Federal Reserve Chairman Ben S. Bernanke told Congress today that a failure by Congress to raise the nation's $14.3 trillion debt limit would lead to a "major crisis" and throw "shock waves" through the financial system. Bernanke responded to a question at a House Financial Services Committee hearing.

Yields Low

Government bond yields are at about the lowest this year even as U.S. politicians haggle over the federal debt ceiling. Ten-year Treasuries yielded 2.94 percent as of 10:41 New York time after falling to a low this year of 2.81 percent on July 12. That compares with an average of 7 percent during the past 4 decades. Two-year U.S. government debt yields 0.36 percent, compared with the low for 2011 of 0.32 percent on June 24.

McConnell offered little hope yesterday that leaders would reach an agreement on the debt ceiling by the necessary deadline.

"As long as this president is in the Oval Office, a real solution is unattainable," he said on the Senate floor in his toughest comments about the negotiations since the talks began. He dismissed Obama's call to lower the deficit by $4 trillion over the next 10 to 12 years as "smoke and mirrors."

Three Stages

McConnell's proposal to let Obama increase the debt limit in three stages, while requiring him to propose offsetting spending cuts, offered a potential path out of the impasse. It also signals that the issue may loom during next year's election campaign if Congress must take additional votes on the debt.
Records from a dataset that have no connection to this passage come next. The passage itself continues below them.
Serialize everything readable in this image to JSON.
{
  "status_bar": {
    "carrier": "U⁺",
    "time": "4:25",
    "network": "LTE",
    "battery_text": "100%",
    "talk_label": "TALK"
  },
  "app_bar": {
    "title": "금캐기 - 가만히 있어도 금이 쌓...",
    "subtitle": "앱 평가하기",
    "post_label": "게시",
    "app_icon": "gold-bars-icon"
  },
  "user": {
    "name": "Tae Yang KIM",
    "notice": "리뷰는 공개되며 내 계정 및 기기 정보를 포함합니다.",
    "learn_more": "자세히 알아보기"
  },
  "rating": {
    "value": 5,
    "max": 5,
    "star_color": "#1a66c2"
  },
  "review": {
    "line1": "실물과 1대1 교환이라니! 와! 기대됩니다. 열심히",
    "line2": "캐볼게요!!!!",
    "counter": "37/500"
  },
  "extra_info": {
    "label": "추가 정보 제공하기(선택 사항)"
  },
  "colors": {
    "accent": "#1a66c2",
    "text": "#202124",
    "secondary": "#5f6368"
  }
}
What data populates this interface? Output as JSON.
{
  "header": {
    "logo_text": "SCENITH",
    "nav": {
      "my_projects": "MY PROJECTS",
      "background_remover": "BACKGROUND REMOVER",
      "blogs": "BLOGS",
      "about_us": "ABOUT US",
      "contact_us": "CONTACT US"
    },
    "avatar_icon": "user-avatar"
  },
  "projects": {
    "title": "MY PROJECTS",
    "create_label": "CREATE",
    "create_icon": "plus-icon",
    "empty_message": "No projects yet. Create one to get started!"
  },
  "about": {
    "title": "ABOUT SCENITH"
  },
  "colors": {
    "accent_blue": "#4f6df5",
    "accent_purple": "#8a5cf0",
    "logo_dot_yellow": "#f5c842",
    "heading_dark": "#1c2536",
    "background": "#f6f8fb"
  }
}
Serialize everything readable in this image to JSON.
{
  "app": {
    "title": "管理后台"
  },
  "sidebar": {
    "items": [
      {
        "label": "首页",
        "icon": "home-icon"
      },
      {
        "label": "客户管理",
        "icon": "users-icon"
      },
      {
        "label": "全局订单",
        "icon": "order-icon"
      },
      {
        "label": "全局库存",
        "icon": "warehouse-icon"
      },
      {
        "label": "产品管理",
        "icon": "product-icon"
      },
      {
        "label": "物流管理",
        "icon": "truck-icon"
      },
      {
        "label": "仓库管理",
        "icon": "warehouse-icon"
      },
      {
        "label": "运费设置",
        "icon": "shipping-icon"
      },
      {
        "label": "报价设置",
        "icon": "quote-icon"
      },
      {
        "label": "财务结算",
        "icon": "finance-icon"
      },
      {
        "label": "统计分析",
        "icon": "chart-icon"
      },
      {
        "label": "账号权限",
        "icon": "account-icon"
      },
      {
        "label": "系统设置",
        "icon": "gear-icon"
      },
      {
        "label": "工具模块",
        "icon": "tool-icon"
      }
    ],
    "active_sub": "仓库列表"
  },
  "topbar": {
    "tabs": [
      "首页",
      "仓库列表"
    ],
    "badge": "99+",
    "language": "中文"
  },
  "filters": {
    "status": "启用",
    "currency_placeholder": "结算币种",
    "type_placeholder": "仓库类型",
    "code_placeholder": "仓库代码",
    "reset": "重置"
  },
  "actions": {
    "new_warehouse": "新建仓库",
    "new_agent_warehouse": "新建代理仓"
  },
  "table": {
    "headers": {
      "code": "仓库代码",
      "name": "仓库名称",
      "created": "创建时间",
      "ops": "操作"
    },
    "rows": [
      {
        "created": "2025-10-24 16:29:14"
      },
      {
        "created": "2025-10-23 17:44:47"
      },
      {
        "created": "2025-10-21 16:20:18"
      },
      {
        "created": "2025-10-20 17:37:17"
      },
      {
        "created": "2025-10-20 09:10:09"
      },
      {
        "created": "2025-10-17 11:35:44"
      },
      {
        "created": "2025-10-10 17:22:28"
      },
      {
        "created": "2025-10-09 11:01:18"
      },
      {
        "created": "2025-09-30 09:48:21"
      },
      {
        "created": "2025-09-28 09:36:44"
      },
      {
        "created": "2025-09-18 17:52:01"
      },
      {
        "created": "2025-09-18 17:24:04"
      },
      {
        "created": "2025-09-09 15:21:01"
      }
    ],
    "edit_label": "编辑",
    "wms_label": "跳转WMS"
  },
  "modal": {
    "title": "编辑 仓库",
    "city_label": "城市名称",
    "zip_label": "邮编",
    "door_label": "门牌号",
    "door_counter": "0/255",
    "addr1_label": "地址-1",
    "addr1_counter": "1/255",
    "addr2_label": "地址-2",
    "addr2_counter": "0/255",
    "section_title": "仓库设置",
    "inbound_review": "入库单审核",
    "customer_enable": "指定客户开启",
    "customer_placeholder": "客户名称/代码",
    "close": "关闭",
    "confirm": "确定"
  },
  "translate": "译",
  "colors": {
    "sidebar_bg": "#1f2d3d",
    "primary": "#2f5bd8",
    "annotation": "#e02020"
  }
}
The idea demonstrates movement toward "a coming together of the two sides," said Jason Brady, a managing director at Thornburg Investment Management in Santa Fe, New Mexico, which oversees about $80 billion in assets. "Maybe not the solution we were looking for, but at least it's an aversion of the D-Day mess."

Chris Rupkey, managing director and chief Financial Economist at Bank of Tokyo-Mitsubishi UFJ in New York, said investors "don't feel the debt ceiling talks have crossed the end zone yet."

McConnell's willingness to let the ceiling be raised "does not mean it is a done deal yet," Rupkey said in an e-mail today. A "three-stage debt ceiling increase by the president sounds like a rocket that is not going to get off the ground."

Ethan Siegal, who tracks Washington policy for institutional investors, said McConnell's plan adds to "the market's already decided certainty" that there will be some resolution that prevents a default of government obligations.

"Investors firmly believe it's going to get done," said Siegal, who is president of the Washington Exchange.